Évidemment l’octroi d’une commission au sein des groupes s’effectue en fonction des compétences spécifiques mais avant tout du niveau d’expérience politique, ce qui explique pourquoi je ne siège pas à la Commission de l’environnement, de l’aménagement du territoire et de l’énergie (CEATE) qui pourtant s’occupe de politique climatique. Il a donc été particulièrement frustrant de ne pouvoir intervenir directement sur la loi CO2 tous ces derniers mois. Il faut cependant préciser que le plus gros du travail était déjà accompli en novembre avant la nouvelle législature. Depuis, mes collègues vert·e·s de la CEATE ont pu déposer onze minorités au sein de leur commission, toutes perdues en plénum, comme la quasi-totalité de toutes les minorités déposées par la gauche, quels que soient les dossiers concernés. Cela m’amène au deuxième point, l’inégale répartition des forces au sein des commissions et du parlement.

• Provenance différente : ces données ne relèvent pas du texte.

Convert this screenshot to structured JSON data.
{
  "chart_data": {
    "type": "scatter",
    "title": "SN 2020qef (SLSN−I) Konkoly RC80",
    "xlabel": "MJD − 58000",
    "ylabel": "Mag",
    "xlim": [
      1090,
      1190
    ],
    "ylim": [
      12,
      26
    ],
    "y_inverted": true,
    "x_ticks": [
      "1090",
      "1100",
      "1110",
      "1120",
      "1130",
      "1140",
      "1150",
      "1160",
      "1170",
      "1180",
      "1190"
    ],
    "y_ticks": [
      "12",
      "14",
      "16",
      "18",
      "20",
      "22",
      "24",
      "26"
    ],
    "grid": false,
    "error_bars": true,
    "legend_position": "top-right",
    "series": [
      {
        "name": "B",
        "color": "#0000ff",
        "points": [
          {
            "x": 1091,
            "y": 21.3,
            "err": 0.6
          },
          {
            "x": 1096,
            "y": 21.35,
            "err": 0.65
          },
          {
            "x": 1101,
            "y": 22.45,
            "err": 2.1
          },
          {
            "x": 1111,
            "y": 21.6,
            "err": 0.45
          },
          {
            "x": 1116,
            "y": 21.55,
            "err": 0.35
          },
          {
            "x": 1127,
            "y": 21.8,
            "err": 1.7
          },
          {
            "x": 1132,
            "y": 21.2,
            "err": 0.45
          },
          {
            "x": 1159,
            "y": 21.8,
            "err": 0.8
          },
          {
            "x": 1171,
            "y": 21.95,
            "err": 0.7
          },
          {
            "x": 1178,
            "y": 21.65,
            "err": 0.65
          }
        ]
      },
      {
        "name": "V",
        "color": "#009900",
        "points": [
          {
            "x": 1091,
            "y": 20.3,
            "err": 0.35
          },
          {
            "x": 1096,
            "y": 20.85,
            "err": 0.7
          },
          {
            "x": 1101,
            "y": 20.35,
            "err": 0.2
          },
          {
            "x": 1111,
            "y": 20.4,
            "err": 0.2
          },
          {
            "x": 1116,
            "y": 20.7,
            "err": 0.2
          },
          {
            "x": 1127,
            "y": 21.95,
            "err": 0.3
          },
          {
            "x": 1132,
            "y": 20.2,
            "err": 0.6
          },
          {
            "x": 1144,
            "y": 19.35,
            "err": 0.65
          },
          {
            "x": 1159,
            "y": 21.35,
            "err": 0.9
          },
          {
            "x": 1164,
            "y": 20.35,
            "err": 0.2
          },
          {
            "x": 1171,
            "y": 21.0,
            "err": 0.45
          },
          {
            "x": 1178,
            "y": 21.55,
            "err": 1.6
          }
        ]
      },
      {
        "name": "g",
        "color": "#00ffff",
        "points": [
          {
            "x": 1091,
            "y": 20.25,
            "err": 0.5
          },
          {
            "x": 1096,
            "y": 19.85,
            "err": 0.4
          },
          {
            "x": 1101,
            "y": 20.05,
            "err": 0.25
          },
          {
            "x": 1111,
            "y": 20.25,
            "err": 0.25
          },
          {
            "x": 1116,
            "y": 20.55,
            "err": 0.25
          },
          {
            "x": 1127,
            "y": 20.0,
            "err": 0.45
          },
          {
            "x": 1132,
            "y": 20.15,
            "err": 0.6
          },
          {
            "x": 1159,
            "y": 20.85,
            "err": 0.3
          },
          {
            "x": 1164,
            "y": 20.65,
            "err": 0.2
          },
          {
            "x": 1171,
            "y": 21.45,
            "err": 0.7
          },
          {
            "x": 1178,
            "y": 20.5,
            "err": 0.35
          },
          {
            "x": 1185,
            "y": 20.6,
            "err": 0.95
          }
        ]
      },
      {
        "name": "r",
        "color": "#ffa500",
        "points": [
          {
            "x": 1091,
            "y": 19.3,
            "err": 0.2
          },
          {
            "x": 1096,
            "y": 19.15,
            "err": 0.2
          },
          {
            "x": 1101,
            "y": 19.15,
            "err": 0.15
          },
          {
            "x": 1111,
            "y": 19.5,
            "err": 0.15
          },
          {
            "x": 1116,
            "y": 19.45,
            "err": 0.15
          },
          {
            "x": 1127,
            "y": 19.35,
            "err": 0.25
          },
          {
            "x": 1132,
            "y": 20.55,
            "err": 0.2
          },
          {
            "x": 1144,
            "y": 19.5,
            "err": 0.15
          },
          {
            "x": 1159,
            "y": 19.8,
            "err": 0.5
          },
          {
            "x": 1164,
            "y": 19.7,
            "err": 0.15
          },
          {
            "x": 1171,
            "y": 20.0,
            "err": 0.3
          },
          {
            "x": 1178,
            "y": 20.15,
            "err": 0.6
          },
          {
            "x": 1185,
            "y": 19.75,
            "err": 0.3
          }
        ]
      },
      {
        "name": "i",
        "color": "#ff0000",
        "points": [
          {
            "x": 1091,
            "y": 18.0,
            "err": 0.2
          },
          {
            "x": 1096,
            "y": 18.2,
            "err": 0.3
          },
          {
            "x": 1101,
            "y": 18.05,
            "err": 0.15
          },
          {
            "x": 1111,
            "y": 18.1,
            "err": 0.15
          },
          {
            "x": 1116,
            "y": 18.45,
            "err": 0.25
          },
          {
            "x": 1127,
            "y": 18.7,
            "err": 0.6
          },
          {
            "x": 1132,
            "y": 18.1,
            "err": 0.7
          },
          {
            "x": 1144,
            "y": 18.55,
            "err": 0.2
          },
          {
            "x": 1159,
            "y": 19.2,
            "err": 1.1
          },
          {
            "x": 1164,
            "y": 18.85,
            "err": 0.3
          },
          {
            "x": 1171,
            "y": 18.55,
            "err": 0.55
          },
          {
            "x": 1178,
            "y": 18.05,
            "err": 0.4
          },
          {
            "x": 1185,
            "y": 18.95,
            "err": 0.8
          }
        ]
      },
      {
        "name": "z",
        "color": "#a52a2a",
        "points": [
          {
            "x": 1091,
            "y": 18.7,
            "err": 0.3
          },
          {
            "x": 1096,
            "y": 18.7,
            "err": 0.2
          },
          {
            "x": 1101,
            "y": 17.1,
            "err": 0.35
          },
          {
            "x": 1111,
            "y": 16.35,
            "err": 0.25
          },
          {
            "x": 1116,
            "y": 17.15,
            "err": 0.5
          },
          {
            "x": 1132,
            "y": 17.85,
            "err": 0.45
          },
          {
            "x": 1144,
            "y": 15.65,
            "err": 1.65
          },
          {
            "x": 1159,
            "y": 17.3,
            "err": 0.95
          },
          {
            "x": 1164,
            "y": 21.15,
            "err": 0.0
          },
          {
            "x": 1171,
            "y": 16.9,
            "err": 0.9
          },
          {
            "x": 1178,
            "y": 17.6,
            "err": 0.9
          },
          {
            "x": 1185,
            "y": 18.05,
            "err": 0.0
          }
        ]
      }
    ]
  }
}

La vague verte se concrétise-t-elle par une amélioration de notre politique ? Bénéficions-nous des effets d’un parlement plus progressiste ? Sans aucun doute oui, comme l’ont montré les résultats pour le mariage pour tous ou le service civil.  Il est possible désormais d’obtenir des majorités dans les commissions dont mes collègues qui ont connu l’«ancien régime» rêvaient. En règle générale, tout comme les groupes parlementaires font confiance à leurs délégué·e·s des différentes commissions, le parlement fait confiance aux majorités issues des commissions. Ainsi, l’UDC s’est retrouvé minoritaire lorsqu’elle réclamait une non entrée en matière de la loi CO2, ce qu’elle n’a pas obtenu, les autres partis ayant pris le parti de la majorité. A l’inverse, alors que mes collègues vert·e·s proposaient plusieurs mesures pour renforcer la loi, soutenues uniquement par le PS, quelques unes également par les Verts lib, ils n’étaient toujours que minoritaires, et le parlement rejetait également ces minorités. Pour faire pencher la balance, il faut qu’une part suffisante du centre droit vote avec la gauche et cela n’arrive pas très souvent. Le résultat de tout cela est que nous avançons certes, mais à «petit pas», et que cela n’est certainement pas compatible avec l’urgence climatique.